Since the ruling on the data retention law, a dispute has simmered inside the government coalition concerning a new version of the law. Proponents of retention invoke an EU directive requiring the retention of telecommunications data in all member states. However, this policy has only been implemented in few countries and itself faces criticism.

It is therefore all the more necessary for security hard-liners to create a fait accompli in Germany in order to break the resistance to data retention in other EU countries. And this is exactly the purpose of last week’s terrorist warnings. Although according to their own information, the security authorities were informed four weeks ago about alleged concrete attack plans, they only made this known on the eve of the Conference of Interior Ministers.

Interior Minister de Maizière has thus brought into focus an issue that was not even on the conference agenda. With the press full of reports about terrorism, the demand was then made to Justice Minister Sabine Leutheusser-Schnarrenberger to quickly draw up a draft for a new data retention law. “Any further delay only helps the criminals do their work,” says the statement by the assembled interior ministers.

In an interview with the Süddeutsche Zeitung, the Federal Justice Minister herself spoke relatively openly about simmering conflicts among the security authorities and opposed a further tightening of security laws.

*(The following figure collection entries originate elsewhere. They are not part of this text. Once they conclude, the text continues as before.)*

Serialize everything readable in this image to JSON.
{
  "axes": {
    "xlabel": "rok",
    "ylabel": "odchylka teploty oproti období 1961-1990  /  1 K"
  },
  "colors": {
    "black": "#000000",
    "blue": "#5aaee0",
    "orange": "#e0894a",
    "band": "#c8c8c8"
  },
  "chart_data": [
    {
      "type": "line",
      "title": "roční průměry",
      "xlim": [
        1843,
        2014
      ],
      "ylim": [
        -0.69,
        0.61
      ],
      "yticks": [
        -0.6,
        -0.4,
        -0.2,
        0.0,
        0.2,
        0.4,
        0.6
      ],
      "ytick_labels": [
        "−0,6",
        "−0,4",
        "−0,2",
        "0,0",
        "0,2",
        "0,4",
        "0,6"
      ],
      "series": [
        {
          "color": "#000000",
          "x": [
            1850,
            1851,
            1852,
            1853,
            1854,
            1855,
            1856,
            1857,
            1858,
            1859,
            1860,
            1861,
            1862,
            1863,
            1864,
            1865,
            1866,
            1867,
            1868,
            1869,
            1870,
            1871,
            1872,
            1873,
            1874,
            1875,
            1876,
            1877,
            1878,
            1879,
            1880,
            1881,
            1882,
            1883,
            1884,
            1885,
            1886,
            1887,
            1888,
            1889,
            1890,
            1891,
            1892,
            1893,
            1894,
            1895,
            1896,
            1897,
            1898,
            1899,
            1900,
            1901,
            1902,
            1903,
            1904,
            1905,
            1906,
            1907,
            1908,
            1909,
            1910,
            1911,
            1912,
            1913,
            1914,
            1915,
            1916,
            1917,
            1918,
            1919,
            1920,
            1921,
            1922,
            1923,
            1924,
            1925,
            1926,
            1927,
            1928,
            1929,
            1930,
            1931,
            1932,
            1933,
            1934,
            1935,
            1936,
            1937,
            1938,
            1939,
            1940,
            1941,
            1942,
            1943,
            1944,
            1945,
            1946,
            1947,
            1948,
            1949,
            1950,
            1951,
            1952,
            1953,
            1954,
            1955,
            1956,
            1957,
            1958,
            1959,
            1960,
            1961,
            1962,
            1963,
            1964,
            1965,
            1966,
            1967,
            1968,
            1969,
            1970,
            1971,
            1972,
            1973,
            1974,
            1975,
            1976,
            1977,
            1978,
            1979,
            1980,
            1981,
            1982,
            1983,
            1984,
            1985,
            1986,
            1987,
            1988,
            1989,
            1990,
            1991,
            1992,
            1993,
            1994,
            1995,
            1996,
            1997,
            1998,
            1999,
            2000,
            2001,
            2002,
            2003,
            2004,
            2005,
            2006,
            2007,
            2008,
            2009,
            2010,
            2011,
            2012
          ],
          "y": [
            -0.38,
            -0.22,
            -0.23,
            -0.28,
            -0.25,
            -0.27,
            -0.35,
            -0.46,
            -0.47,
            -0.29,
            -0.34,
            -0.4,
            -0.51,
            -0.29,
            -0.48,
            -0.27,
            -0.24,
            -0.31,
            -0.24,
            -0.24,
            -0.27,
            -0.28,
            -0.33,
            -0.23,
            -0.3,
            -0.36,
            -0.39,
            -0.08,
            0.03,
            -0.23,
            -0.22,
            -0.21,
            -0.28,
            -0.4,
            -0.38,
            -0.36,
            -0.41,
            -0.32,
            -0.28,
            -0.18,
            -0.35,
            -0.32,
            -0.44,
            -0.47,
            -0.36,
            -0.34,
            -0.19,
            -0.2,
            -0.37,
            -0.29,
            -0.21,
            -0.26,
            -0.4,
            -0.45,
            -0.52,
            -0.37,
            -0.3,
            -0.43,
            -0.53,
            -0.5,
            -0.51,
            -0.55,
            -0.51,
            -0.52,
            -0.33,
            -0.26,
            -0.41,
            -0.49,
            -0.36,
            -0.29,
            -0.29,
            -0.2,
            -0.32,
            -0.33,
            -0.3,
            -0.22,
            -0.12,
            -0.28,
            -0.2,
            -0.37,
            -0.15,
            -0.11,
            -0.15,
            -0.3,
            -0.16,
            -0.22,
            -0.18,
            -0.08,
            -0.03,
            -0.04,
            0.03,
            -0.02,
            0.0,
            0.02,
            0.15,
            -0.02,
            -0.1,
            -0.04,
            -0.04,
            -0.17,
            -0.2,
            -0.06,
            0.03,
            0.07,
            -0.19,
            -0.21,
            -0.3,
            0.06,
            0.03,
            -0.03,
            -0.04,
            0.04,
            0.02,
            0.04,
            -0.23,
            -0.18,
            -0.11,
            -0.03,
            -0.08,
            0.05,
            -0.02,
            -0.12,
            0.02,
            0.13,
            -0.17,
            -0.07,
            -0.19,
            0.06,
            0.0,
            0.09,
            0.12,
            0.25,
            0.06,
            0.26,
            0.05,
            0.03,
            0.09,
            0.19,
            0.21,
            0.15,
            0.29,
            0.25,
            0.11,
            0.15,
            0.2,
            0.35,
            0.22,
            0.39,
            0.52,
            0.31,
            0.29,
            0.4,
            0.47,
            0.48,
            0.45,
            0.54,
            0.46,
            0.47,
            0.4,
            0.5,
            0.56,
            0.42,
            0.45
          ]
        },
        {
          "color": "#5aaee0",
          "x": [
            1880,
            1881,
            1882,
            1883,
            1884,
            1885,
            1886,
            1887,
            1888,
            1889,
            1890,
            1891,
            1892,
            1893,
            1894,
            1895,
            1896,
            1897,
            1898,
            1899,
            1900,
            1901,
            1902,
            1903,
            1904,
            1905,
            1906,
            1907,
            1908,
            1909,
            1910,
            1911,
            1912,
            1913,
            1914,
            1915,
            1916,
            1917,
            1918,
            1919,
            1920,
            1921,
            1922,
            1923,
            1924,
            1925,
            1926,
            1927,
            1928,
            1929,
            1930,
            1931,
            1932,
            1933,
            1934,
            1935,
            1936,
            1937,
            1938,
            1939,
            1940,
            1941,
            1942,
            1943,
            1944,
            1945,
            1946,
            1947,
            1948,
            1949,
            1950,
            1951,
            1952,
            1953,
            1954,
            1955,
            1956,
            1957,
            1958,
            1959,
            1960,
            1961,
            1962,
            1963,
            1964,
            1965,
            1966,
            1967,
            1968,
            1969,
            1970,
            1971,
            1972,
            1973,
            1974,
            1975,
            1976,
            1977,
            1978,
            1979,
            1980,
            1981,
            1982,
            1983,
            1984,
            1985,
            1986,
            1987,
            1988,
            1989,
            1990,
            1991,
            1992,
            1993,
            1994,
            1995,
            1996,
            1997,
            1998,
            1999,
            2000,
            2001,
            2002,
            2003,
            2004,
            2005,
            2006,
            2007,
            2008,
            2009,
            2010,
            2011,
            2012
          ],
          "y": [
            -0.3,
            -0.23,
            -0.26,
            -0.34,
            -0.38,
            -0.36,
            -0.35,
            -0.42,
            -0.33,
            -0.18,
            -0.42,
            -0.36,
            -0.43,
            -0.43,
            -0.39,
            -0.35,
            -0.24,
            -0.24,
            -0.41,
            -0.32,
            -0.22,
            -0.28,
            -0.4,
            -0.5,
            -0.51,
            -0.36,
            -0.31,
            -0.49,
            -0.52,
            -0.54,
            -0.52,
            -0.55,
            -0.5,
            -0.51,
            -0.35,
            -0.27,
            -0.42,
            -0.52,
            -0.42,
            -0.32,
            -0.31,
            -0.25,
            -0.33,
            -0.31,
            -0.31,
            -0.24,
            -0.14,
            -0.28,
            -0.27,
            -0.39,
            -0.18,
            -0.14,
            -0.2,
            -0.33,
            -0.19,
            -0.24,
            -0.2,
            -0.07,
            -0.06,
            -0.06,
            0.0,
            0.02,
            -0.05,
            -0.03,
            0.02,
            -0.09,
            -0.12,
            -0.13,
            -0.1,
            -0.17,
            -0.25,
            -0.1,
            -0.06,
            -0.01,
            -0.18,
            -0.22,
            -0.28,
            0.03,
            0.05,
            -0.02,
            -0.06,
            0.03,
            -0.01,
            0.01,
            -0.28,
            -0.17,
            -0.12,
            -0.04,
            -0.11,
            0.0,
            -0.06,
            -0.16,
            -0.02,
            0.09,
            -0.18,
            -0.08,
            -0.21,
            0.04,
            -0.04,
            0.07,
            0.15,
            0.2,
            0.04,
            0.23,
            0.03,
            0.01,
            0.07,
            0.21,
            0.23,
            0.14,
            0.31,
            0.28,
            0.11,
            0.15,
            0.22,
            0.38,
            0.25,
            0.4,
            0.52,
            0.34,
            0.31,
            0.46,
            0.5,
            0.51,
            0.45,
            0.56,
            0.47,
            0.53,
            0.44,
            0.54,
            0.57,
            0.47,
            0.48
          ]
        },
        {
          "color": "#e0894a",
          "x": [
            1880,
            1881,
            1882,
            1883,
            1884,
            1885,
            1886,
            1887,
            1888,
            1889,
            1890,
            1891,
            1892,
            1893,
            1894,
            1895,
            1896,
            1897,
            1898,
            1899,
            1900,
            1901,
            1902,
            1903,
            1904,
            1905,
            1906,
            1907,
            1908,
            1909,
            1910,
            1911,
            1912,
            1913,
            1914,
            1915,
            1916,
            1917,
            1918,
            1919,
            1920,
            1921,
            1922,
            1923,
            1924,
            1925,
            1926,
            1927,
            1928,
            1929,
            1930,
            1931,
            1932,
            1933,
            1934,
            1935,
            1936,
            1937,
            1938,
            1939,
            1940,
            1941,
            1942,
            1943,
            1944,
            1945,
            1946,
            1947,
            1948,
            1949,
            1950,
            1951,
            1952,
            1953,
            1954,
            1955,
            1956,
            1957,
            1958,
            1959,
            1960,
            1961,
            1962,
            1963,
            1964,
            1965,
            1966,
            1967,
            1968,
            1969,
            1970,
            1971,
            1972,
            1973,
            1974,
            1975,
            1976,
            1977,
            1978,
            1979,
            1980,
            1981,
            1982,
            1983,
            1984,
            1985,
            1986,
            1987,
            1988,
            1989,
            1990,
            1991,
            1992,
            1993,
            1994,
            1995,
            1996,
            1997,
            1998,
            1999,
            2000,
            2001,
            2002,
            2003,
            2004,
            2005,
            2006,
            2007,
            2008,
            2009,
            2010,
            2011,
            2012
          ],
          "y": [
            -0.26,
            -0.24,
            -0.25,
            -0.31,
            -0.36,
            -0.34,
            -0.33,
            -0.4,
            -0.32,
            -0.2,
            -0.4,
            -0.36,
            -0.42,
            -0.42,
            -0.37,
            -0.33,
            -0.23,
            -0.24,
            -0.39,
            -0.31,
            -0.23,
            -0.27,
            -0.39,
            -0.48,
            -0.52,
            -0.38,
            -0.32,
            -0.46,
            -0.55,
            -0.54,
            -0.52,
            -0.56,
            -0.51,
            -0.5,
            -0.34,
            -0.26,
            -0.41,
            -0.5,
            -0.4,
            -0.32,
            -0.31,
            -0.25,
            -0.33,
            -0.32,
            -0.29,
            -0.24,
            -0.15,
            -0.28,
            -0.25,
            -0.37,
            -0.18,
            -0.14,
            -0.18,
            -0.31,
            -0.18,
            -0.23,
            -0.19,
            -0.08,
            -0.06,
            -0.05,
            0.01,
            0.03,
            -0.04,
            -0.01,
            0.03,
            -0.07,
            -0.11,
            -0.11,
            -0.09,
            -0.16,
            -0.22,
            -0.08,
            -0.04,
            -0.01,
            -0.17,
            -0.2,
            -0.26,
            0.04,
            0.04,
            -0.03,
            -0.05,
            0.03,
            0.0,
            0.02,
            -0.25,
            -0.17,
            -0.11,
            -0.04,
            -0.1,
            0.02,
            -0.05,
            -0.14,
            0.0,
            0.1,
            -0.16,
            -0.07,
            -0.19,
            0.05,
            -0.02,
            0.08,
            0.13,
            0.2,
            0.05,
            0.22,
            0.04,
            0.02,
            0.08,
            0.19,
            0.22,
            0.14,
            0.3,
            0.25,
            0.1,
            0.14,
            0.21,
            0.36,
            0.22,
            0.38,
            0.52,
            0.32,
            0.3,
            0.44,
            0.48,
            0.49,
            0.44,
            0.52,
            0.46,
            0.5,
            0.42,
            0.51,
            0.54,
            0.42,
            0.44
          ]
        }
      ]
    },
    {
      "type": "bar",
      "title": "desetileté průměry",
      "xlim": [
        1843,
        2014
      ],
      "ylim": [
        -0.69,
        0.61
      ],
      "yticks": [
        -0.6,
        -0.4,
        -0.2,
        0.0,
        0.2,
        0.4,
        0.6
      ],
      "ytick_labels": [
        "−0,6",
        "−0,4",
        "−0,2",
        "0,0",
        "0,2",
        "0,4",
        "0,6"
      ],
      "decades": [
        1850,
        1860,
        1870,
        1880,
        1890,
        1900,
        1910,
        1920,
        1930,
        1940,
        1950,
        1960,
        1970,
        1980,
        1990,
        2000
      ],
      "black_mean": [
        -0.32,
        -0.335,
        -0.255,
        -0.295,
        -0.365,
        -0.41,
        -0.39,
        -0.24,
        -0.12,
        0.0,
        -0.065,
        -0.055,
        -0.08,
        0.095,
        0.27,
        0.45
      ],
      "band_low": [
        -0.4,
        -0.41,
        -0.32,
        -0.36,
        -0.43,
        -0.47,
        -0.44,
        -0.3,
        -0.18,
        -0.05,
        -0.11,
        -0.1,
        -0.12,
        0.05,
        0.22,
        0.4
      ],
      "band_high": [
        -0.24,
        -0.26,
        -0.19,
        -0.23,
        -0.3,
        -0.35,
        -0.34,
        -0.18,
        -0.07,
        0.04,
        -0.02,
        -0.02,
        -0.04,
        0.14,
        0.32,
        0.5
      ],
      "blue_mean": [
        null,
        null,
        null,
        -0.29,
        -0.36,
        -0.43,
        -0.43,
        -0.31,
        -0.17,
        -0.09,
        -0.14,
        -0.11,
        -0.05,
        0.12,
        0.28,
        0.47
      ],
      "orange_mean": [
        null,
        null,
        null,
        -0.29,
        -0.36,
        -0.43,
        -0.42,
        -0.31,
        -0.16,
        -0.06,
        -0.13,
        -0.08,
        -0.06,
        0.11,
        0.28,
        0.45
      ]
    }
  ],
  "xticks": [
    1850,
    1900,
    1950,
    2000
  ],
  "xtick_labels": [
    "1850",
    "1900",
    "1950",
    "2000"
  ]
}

“In the first year of government, we have resisted the illusion of speaking about protecting freedom while in reality pushing forward the dismantling of rights and the elimination of freedom,” she said. “For the first time in the past twelve years, the year has ended without the government tightening up the security laws. For years, domestic and legal policy was marked by an unprecedented erosion of fundamental rights. Never before have such new so-called security laws involved so many interventions in constitutionally protected legal rights of the citizens as in the past twelve years.”

Leutheusser-Schnarrenberger said the old data retention law had “strangled civil rights because it allowed limitless data storage, and seemingly unlimited state access to the stored data.”

Interior Minister de Maiziere, who has always belonged to the proponents of data retention, has initially achieved what he wanted. Although he had publicly warned against the exploitation of terrorist threats in order to strengthen legislation, he is now using the hysteria to tighten up security policy.

It is likely that further barriers will soon fall. The remarks by the outgoing chair of the Police Union, Konrad Freiberg, that the police were unprepared for terrorist attacks, is aimed at ensuring the Bundeswehr is tasked with the responsibility for dealing with anti-terrorism.

The report in Der Spiegel that a terrorist cell was preparing an attack on the Reichstag in February or March should also be seen in this context. Regardless of the veracity of this information, the Federal Criminal Police Office has deliberately leaked it to the press. If the security authorities already knew of such plans in the spring, why was the public not informed until now?

There are a number of indications that figures inside the Interior Ministry and security agencies are pursuing their own agenda and are beyond any democratic control. Civil rights are being gradually eroded and a course set for a police state. No party dares to confront this “state within the state” and to denounce it publicly.